I see a parallel between the ending shootout and English Bob's monologue about the majesty of royalty. America doesn't have kings, but we do have gunslinging legends like William Muny. When all the "little dog" deputies are discussing Little Bill and the tough towns he worked we see the kind of awe that Bob was talking about. Little Bill ends up losing when a bigger, badder, literally more awesome specter enters the town.

Looking forward to the JFK cast .. cuz if you're a general who has decided to murder the president, you can't do any better for an A Team than a crew of rent boys, closeted businessmen and Joe Pesci. That is one reliable group of secret keepers.



  • @Natter Cast I commissioned JFK also. Love that film. I miss old Oliver Stone who had guts to do the controversial political film.
  • My memory of seeing "Unforgiven" in a theater when it first came out was, that movie was so darkly lit I missed most of the important scenes. I liked it very much then but haven't seen it since—but I may have to rewatch because the podcast was really good!
    I'm somewhere between Jim's and ARon's reactions. It's not a knock to say I put Unforgiven in a kind of "western myth" category...even though there are gritty realistic settings and plot situations you have characters and dialogue that are rich and satisfying, and a story like a full meal. These movies kind of depend on a collective unconscious idea of "the west," which was in modern times created by movies, so a weird looping thing. But they're all kind of very satisfying in a way, even if they don't have a completely happy ending. 

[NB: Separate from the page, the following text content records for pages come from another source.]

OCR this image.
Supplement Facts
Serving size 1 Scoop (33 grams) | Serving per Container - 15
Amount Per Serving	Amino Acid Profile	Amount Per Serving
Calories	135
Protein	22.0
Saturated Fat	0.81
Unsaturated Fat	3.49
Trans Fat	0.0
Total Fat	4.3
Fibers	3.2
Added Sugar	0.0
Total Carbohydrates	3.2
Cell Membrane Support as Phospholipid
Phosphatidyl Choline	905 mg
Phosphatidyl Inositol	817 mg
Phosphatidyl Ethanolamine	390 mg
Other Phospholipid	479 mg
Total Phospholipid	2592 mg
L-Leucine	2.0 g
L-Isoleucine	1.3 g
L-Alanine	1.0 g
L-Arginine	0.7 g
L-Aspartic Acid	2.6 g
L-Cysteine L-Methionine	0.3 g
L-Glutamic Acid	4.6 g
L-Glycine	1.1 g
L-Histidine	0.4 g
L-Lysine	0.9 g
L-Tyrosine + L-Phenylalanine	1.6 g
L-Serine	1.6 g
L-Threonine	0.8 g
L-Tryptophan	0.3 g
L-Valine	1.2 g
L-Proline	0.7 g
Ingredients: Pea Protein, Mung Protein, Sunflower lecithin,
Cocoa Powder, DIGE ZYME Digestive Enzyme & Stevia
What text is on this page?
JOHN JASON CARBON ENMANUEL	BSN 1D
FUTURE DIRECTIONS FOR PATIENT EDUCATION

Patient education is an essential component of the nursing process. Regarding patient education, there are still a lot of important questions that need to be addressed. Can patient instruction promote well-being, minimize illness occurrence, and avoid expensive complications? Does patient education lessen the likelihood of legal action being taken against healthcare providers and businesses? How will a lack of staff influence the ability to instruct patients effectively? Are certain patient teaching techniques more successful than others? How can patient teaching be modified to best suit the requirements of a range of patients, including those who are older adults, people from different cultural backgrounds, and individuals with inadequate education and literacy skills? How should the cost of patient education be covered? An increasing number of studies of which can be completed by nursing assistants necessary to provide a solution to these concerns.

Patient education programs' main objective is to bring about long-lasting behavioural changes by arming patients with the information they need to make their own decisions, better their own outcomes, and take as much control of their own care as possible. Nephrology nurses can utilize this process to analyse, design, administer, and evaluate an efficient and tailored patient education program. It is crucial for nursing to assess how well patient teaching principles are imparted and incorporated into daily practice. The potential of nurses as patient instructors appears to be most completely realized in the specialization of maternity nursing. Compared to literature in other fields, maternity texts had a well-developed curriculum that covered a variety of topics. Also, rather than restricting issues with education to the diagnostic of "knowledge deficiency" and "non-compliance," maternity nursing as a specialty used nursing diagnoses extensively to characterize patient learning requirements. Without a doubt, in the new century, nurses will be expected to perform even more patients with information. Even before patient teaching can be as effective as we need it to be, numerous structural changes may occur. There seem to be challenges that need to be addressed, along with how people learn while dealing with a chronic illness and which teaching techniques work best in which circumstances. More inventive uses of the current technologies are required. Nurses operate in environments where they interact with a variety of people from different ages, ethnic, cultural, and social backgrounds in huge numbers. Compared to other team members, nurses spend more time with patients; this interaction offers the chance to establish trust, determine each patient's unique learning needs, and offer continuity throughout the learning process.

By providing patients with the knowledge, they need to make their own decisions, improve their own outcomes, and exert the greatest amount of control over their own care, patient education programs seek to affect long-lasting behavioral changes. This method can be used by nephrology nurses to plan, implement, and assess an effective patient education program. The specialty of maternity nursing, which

    The best way to describe that western myth category though is to name a movie that isn't, like, The Assassination of Jessie James by the Coward Robert Ford. That movie was really, really unsettling, but in a good way. It's one of just a few movies that have completely dropped me into time and place the entire time. The sparseness, the lack of "stuff"; the dialogue; virtually feeling the weather; even the idea of pointing a pistol just feet away from someone and missing; the "realness" of the movie has always stuck with me. I'm not sure it can even be called a western. Anyway I like it just as much as Unforgiven but those two movies couldn't be more different in depicting a similar time period. 
    I especially liked the talk about Munny's character. Personally I think the main reason he is sympathetic at all is because he can say Ned is his friend. If someone like Ned is willing to leave his home and go with Munny, Munny can't be all bad. Then you put Morgan Freeman in that role and you've got the audience firmly on your side. It's a completely different movie without Ned.